# VanMark vs Tapco?



## SavayVosabi (Aug 16, 2019)

I have a Black Max Tapco . Which is a heavy duty commercial brake, I brake a lot of steel coil which over time is hard on a Pro 14. A very heavy, weight wise, unit , but it never leaves my trailer. Tapco is all I have ever used. Think both are good brakes. Tapco pull to lock, snap lock, where as the Van Mark push to clamp. hear one time the Van Mark could make a tighter back to back bend , but can't prove it.

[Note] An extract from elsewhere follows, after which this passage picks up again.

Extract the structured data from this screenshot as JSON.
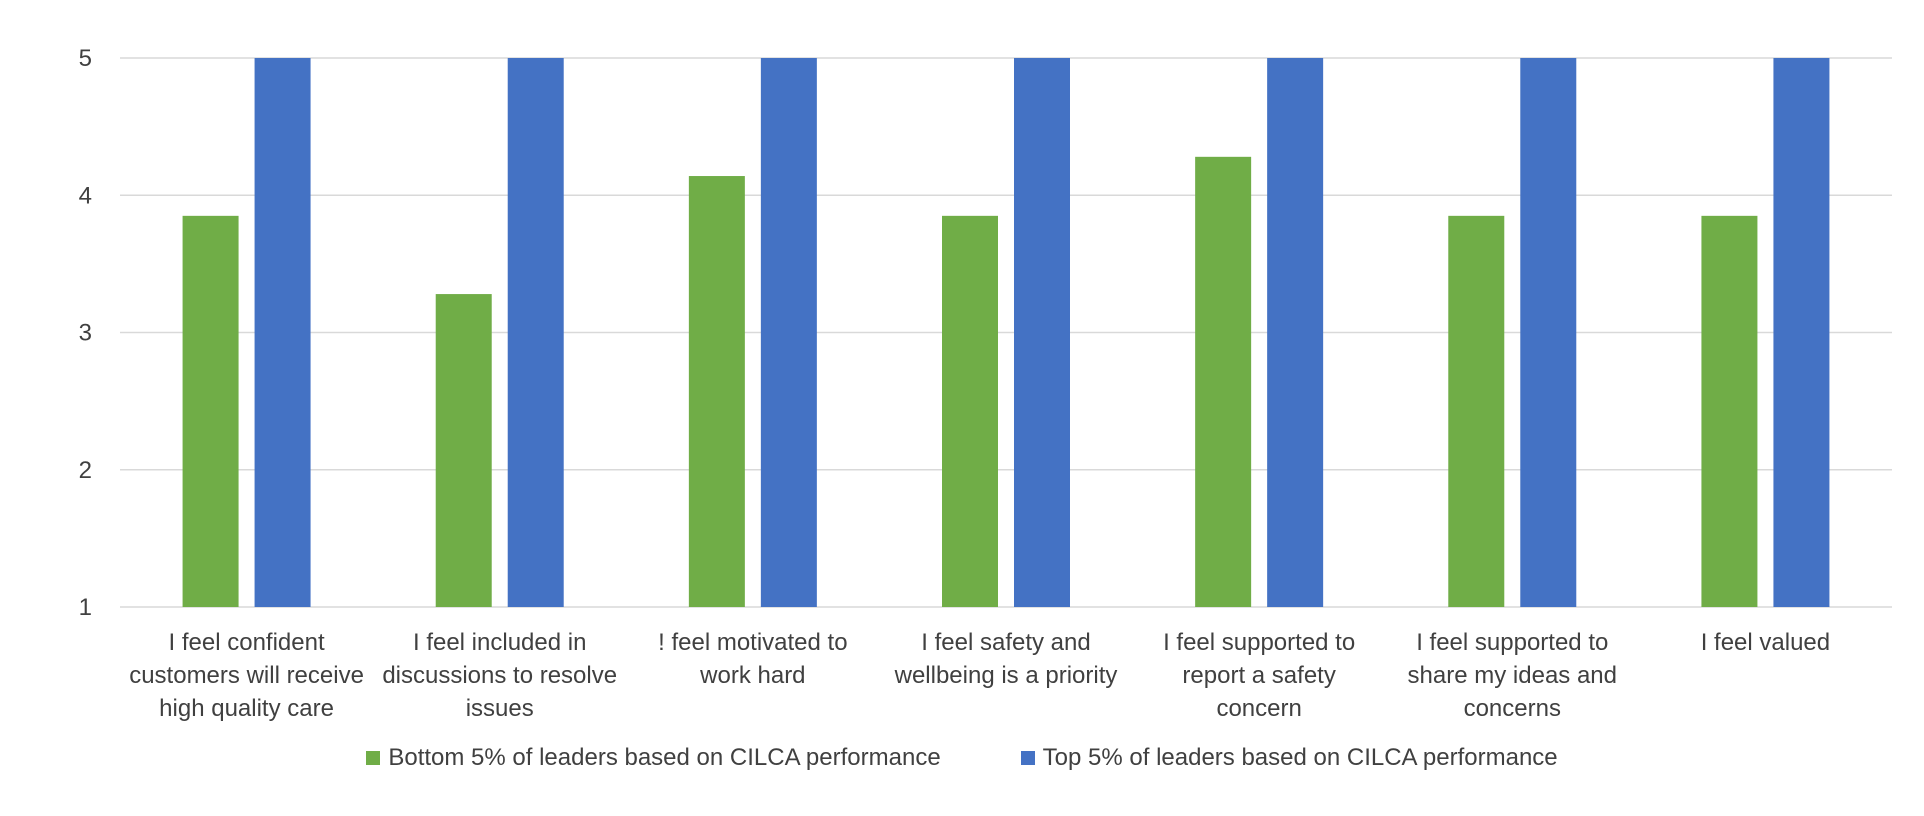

Think it all comes down you ones likes and dislike on one.


----------



## goneelkn (Jan 9, 2010)

Anyone try the Tapco M2X gauge?? 

https://www.tapcotools.com/products/gauges/m2x


Looks exactly like the Just Bend tool.
https://www.just-bend.com/


----------



## DLynch0009 (Feb 25, 2016)

I'm gonna second the request if anyone has used the M2X. I hadn't ever seen the just bend it or the m2x. I have a pro19. Will definitely be getting one of the 2. Don't know which one yet. Similar price I'd assume tapcos product would work better with my brake than one meant for multiple brands but I really don't know. Gonna be in touch with my local supplier in the morning to see if I can get a better price.

Sent from my Pixel 3 using Tapatalk


----------